Age isn’t the only uncontrollable factor. African-Americans have the highest rate of colorectal cancers of all racial groups in the United States, and it’s not exactly clear why.
This has led groups like the American Society for Gastrointestinal Endoscopy to suggest that African-Americans should be screened beginning at 45, not 50.
“I know many gastroenterologists that believe that should become a universal recommendation, regardless of race. Generally speaking, the old standard of 50 has remained so,” Kamrava said. “However, for any patient that presents with bleeding between the ages of 40 and 50, a serious discussion regarding colonoscopy should be undertaken. Even if it is painfully obvious that the bleeding is hemorrhoidal.”
Besides race, genetics play a large role in cases of colorectal cancers in younger patients.
According to the
“All of us have seen colon cancer in patients in younger ages from their 20s to their 40s. In general, we consider colon cancers in younger patients to be more familial in nature,” Kamrava said. “Simply having a family member with colon cancer does not mean you are at a higher risk. It depends on the pattern, the type of cancer, the age of onset, etc. But if you do have a family history of colon cancer, it’s important for your physician to know.”
Some of these trends have doctors altering what tests they order for suspected colorectal cancers.
Kamrava says that genetic-based colon cancers are more likely to be on the right side of the colon, where a sigmoidoscopy would miss it (a flexible sigmoidoscopy only evaluates the left side of the colon and rectum, so it would be unable to detect a right-side colon lesion).

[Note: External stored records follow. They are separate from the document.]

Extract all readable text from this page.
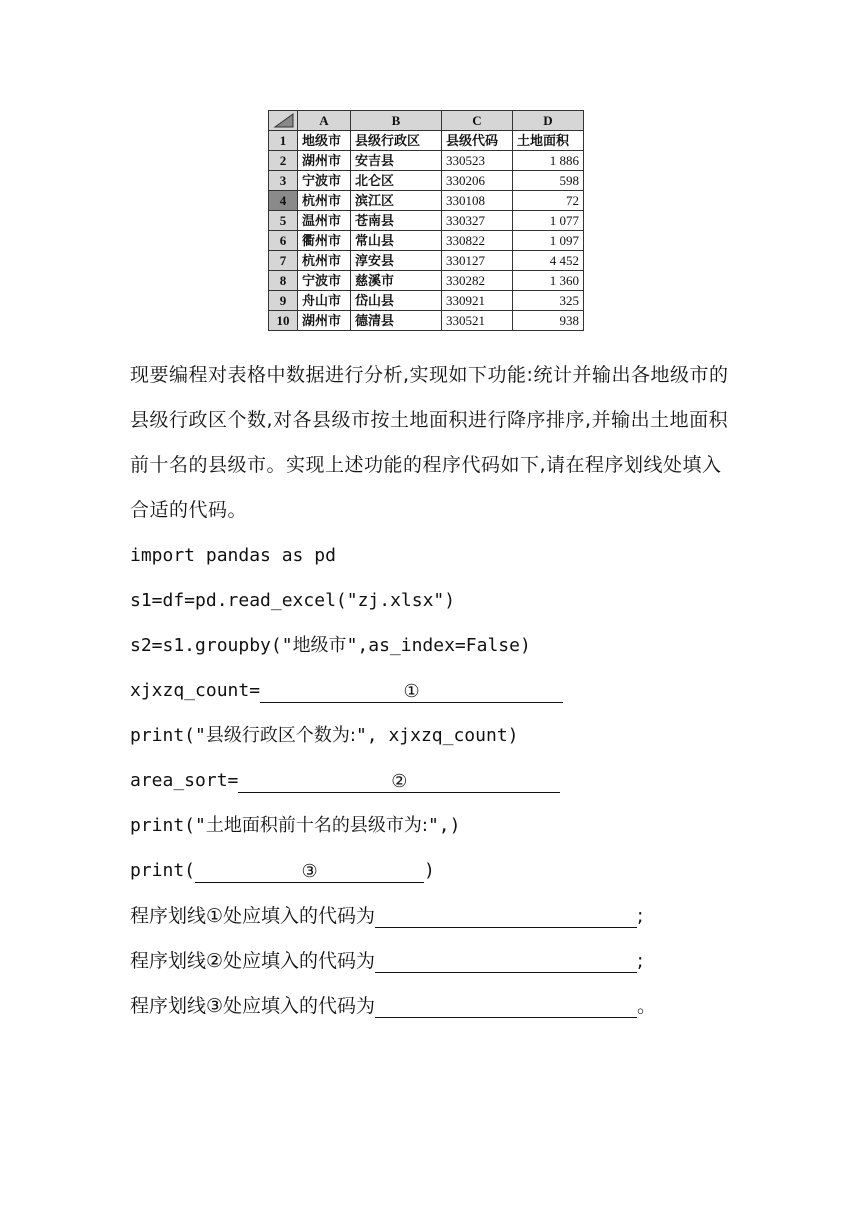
	A	B	C	D
1	地级市	县级行政区	县级代码	土地面积
2	湖州市	安吉县	330523	1 886
3	宁波市	北仑区	330206	598
4	杭州市	滨江区	330108	72
5	温州市	苍南县	330327	1 077
6	衢州市	常山县	330822	1 097
7	杭州市	淳安县	330127	4 452
8	宁波市	慈溪市	330282	1 360
9	舟山市	岱山县	330921	325
10	湖州市	德清县	330521	938
现要编程对表格中数据进行分析,实现如下功能:统计并输出各地级市的县级行政区个数,对各县级市按土地面积进行降序排序,并输出土地面积前十名的县级市。实现上述功能的程序代码如下,请在程序划线处填入合适的代码。
import pandas as pd
s1=df=pd.read_excel("zj.xlsx")
s2=s1.groupby("地级市",as_index=False)
xjxzq_count=	①
print("县级行政区个数为:", xjxzq_count)
area_sort=	②
print("土地面积前十名的县级市为:",)
print(	③	)
程序划线①处应填入的代码为	;
程序划线②处应填入的代码为	;
程序划线③处应填入的代码为	。
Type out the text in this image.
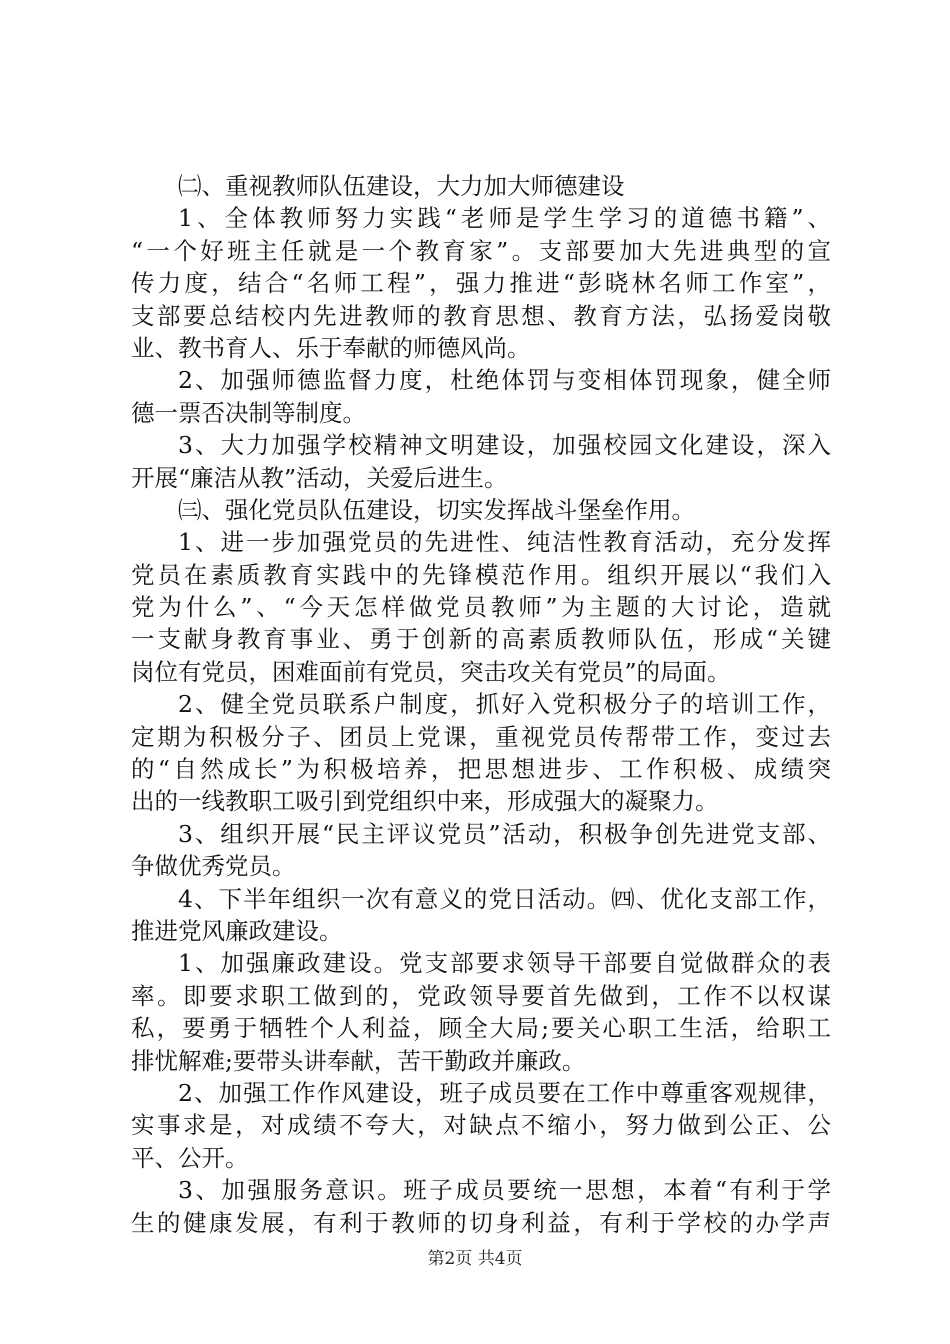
㈡、重视教师队伍建设，大力加大师德建设
1、全体教师努力实践“老师是学生学习的道德书籍”、
“一个好班主任就是一个教育家”。支部要加大先进典型的宣
传力度，结合“名师工程”，强力推进“彭晓林名师工作室”，
支部要总结校内先进教师的教育思想、教育方法，弘扬爱岗敬
业、教书育人、乐于奉献的师德风尚。
2、加强师德监督力度，杜绝体罚与变相体罚现象，健全师
德一票否决制等制度。
3、大力加强学校精神文明建设，加强校园文化建设，深入
开展“廉洁从教”活动，关爱后进生。
㈢、强化党员队伍建设，切实发挥战斗堡垒作用。
1、进一步加强党员的先进性、纯洁性教育活动，充分发挥
党员在素质教育实践中的先锋模范作用。组织开展以“我们入
党为什么”、“今天怎样做党员教师”为主题的大讨论，造就
一支献身教育事业、勇于创新的高素质教师队伍，形成“关键
岗位有党员，困难面前有党员，突击攻关有党员”的局面。
2、健全党员联系户制度，抓好入党积极分子的培训工作，
定期为积极分子、团员上党课，重视党员传帮带工作，变过去
的“自然成长”为积极培养，把思想进步、工作积极、成绩突
出的一线教职工吸引到党组织中来，形成强大的凝聚力。
3、组织开展“民主评议党员”活动，积极争创先进党支部、
争做优秀党员。
4、下半年组织一次有意义的党日活动。㈣、优化支部工作，
推进党风廉政建设。
1、加强廉政建设。党支部要求领导干部要自觉做群众的表
率。即要求职工做到的，党政领导要首先做到，工作不以权谋
私，要勇于牺牲个人利益，顾全大局;要关心职工生活，给职工
排忧解难;要带头讲奉献，苦干勤政并廉政。
2、加强工作作风建设，班子成员要在工作中尊重客观规律，
实事求是，对成绩不夸大，对缺点不缩小，努力做到公正、公
平、公开。
3、加强服务意识。班子成员要统一思想，本着“有利于学
生的健康发展，有利于教师的切身利益，有利于学校的办学声
第2页 共4页
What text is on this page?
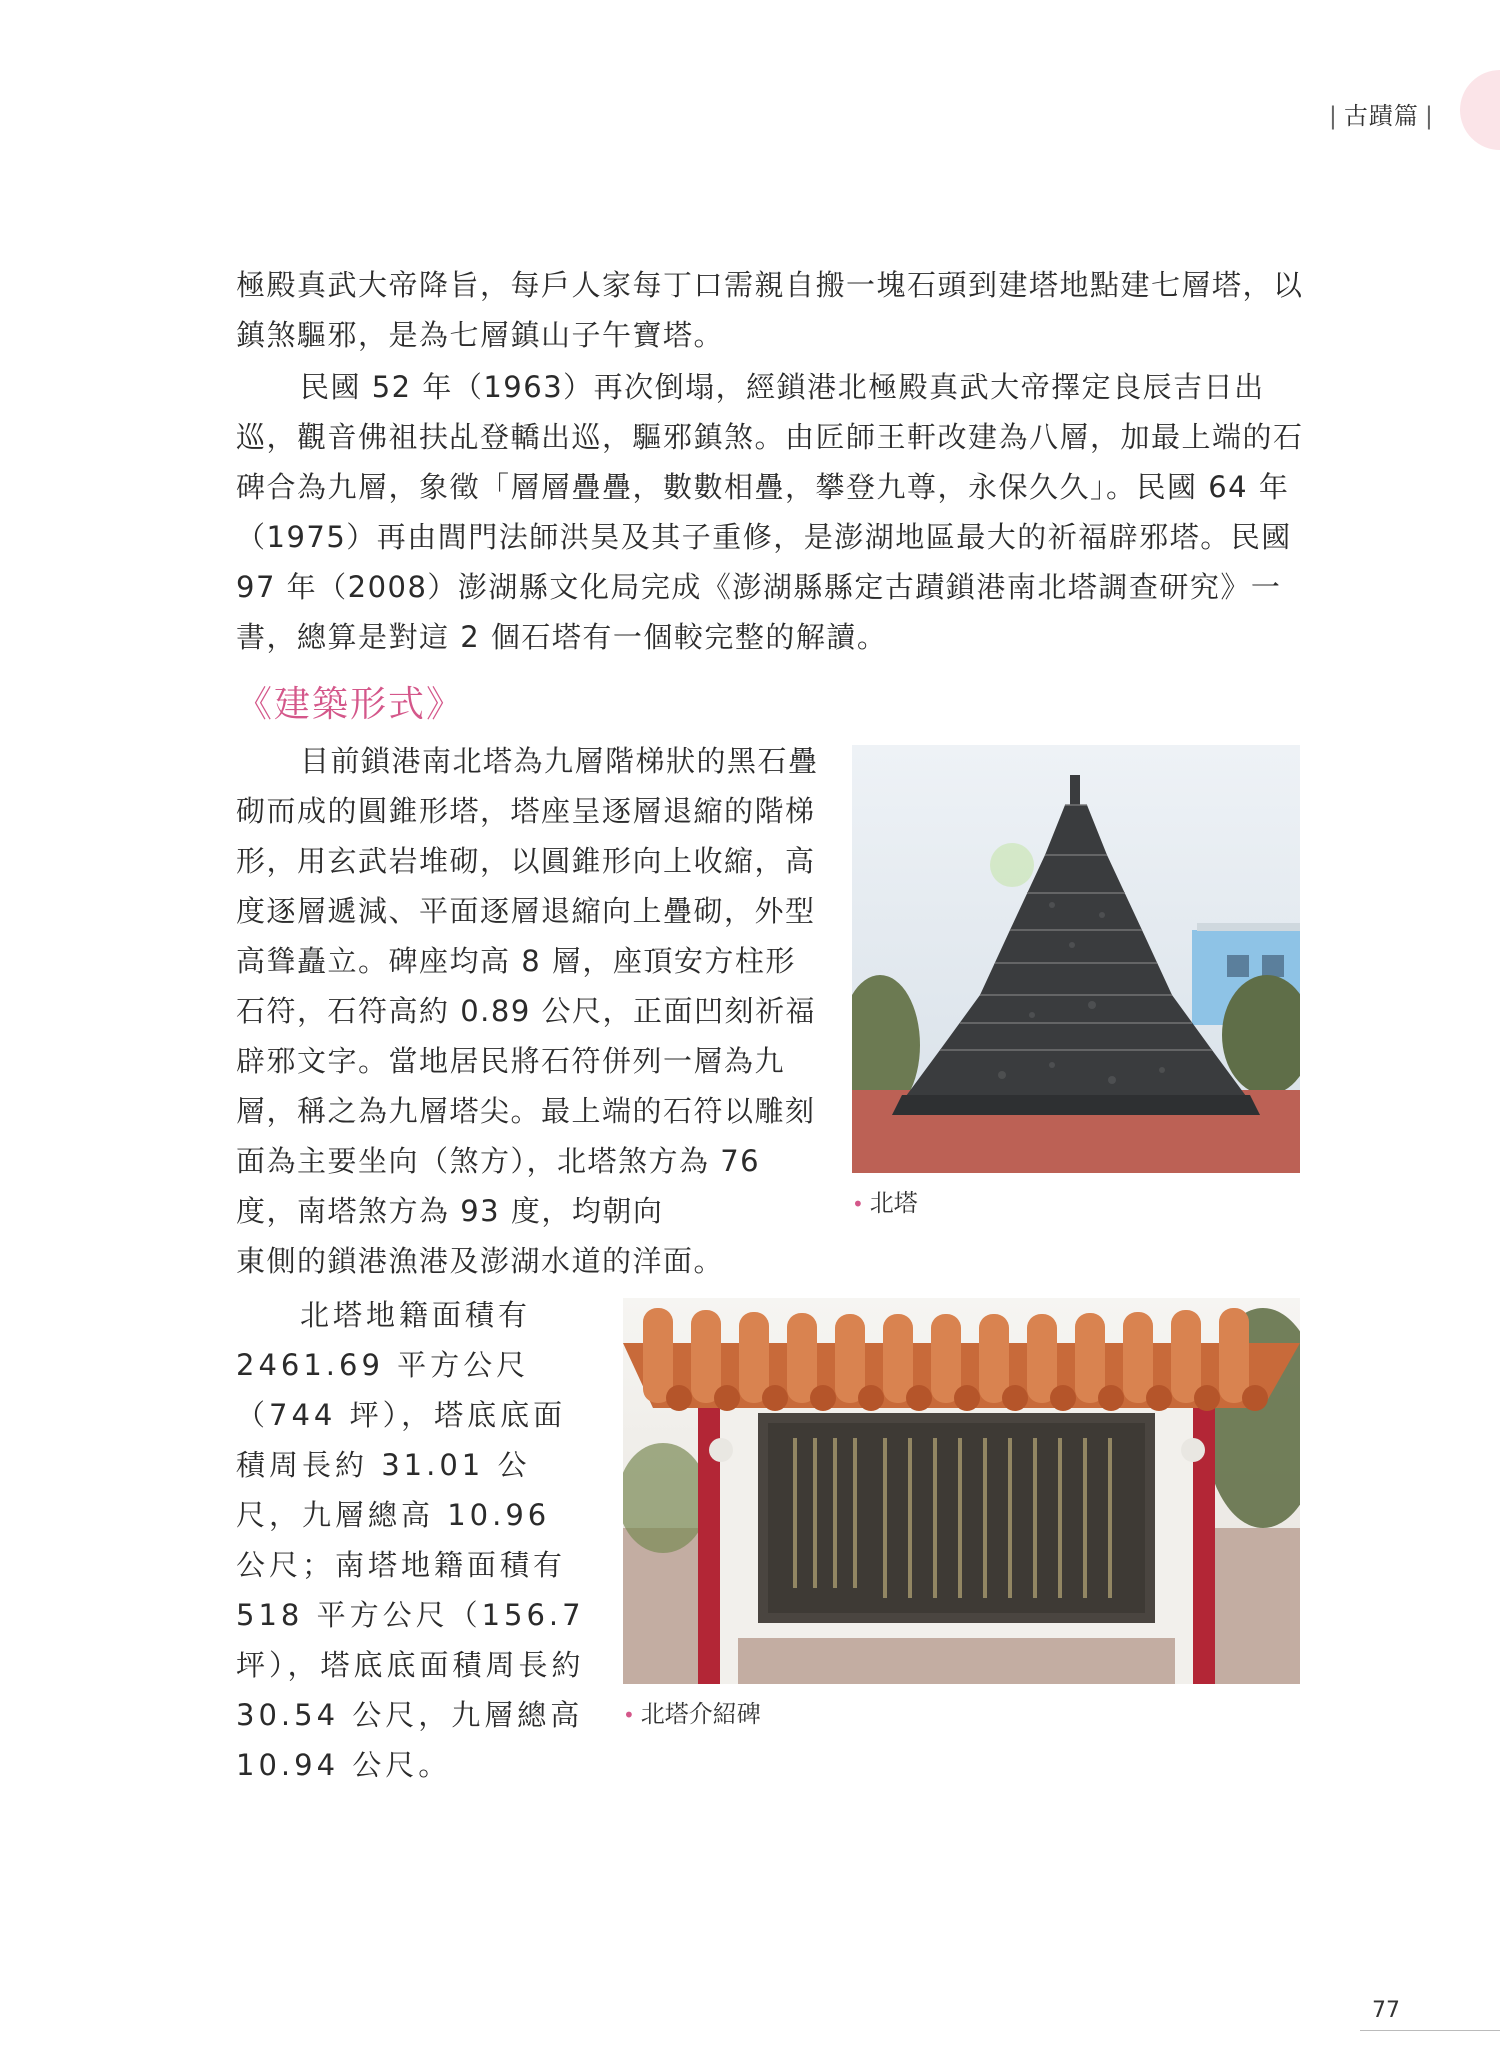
| 古蹟篇 |

極殿真武大帝降旨，每戶人家每丁口需親自搬一塊石頭到建塔地點建七層塔，以鎮煞驅邪，是為七層鎮山子午寶塔。

民國 52 年（1963）再次倒塌，經鎖港北極殿真武大帝擇定良辰吉日出巡，觀音佛祖扶乩登轎出巡，驅邪鎮煞。由匠師王軒改建為八層，加最上端的石碑合為九層，象徵「層層疊疊，數數相疊，攀登九尊，永保久久」。民國 64 年（1975）再由閭門法師洪昊及其子重修，是澎湖地區最大的祈福辟邪塔。民國 97 年（2008）澎湖縣文化局完成《澎湖縣縣定古蹟鎖港南北塔調查研究》一書，總算是對這 2 個石塔有一個較完整的解讀。

《建築形式》

目前鎖港南北塔為九層階梯狀的黑石疊砌而成的圓錐形塔，塔座呈逐層退縮的階梯形，用玄武岩堆砌，以圓錐形向上收縮，高度逐層遞減、平面逐層退縮向上疊砌，外型高聳矗立。碑座均高 8 層，座頂安方柱形石符，石符高約 0.89 公尺，正面凹刻祈福辟邪文字。當地居民將石符併列一層為九層，稱之為九層塔尖。最上端的石符以雕刻面為主要坐向（煞方），北塔煞方為 76 度，南塔煞方為 93 度，均朝向

東側的鎖港漁港及澎湖水道的洋面。

北塔地籍面積有 2461.69 平方公尺（744 坪），塔底底面積周長約 31.01 公尺，九層總高 10.96 公尺；南塔地籍面積有 518 平方公尺（156.7 坪），塔底底面積周長約 30.54 公尺，九層總高 10.94 公尺。

• 北塔
• 北塔介紹碑
77
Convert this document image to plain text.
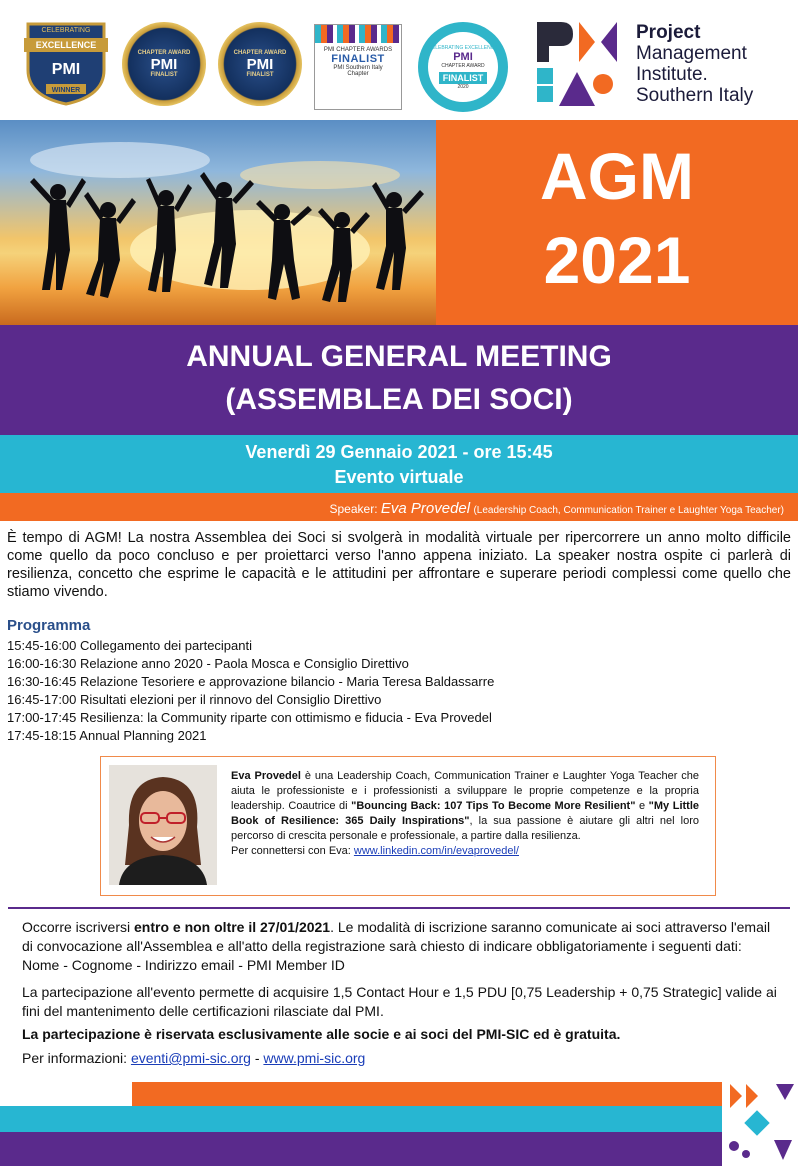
CELEBRATING
EXCELLENCE
PMI
WINNER
CHAPTER AWARD
PMI
FINALIST
CHAPTER AWARD
PMI
FINALIST
PMI CHAPTER AWARDS
FINALIST
PMI Southern Italy
Chapter
CELEBRATING EXCELLENCE
PMI
CHAPTER AWARD
FINALIST
2020
Project
Management
Institute.
Southern Italy
AGM
2021
ANNUAL GENERAL MEETING
(ASSEMBLEA DEI SOCI)
Venerdì 29 Gennaio 2021 - ore 15:45
Evento virtuale
Speaker: Eva Provedel (Leadership Coach, Communication Trainer e Laughter Yoga Teacher)
È tempo di AGM! La nostra Assemblea dei Soci si svolgerà in modalità virtuale per ripercorrere un anno molto difficile come quello da poco concluso e per proiettarci verso l'anno appena iniziato. La speaker nostra ospite ci parlerà di resilienza, concetto che esprime le capacità e le attitudini per affrontare e superare periodi complessi come quello che stiamo vivendo.
Programma
15:45-16:00 Collegamento dei partecipanti
16:00-16:30 Relazione anno 2020 - Paola Mosca e Consiglio Direttivo
16:30-16:45 Relazione Tesoriere e approvazione bilancio - Maria Teresa Baldassarre
16:45-17:00 Risultati elezioni per il rinnovo del Consiglio Direttivo
17:00-17:45 Resilienza: la Community riparte con ottimismo e fiducia - Eva Provedel
17:45-18:15 Annual Planning 2021
Eva Provedel è una Leadership Coach, Communication Trainer e Laughter Yoga Teacher che aiuta le professioniste e i professionisti a sviluppare le proprie competenze e la propria leadership. Coautrice di "Bouncing Back: 107 Tips To Become More Resilient" e "My Little Book of Resilience: 365 Daily Inspirations", la sua passione è aiutare gli altri nel loro percorso di crescita personale e professionale, a partire dalla resilienza.
Per connettersi con Eva: www.linkedin.com/in/evaprovedel/
Occorre iscriversi entro e non oltre il 27/01/2021. Le modalità di iscrizione saranno comunicate ai soci attraverso l'email di convocazione all'Assemblea e all'atto della registrazione sarà chiesto di indicare obbligatoriamente i seguenti dati: Nome - Cognome - Indirizzo email - PMI Member ID
La partecipazione all'evento permette di acquisire 1,5 Contact Hour e 1,5 PDU [0,75 Leadership + 0,75 Strategic] valide ai fini del mantenimento delle certificazioni rilasciate dal PMI.
La partecipazione è riservata esclusivamente alle socie e ai soci del PMI-SIC ed è gratuita.
Per informazioni: eventi@pmi-sic.org - www.pmi-sic.org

As colonoscopies have become more standard, right-side lesions are being detected at a higher rate and thus being found in younger patients.
“Overall, however, it is much more common for patients in their 40s to undergo colonoscopy,” said Kamrava. “In general, many physicians these days have a very low threshold to perform a colonoscopy for younger patients when presented with any symptoms from the gastrointestinal tract. This is a gross generalization, but in general it is true.”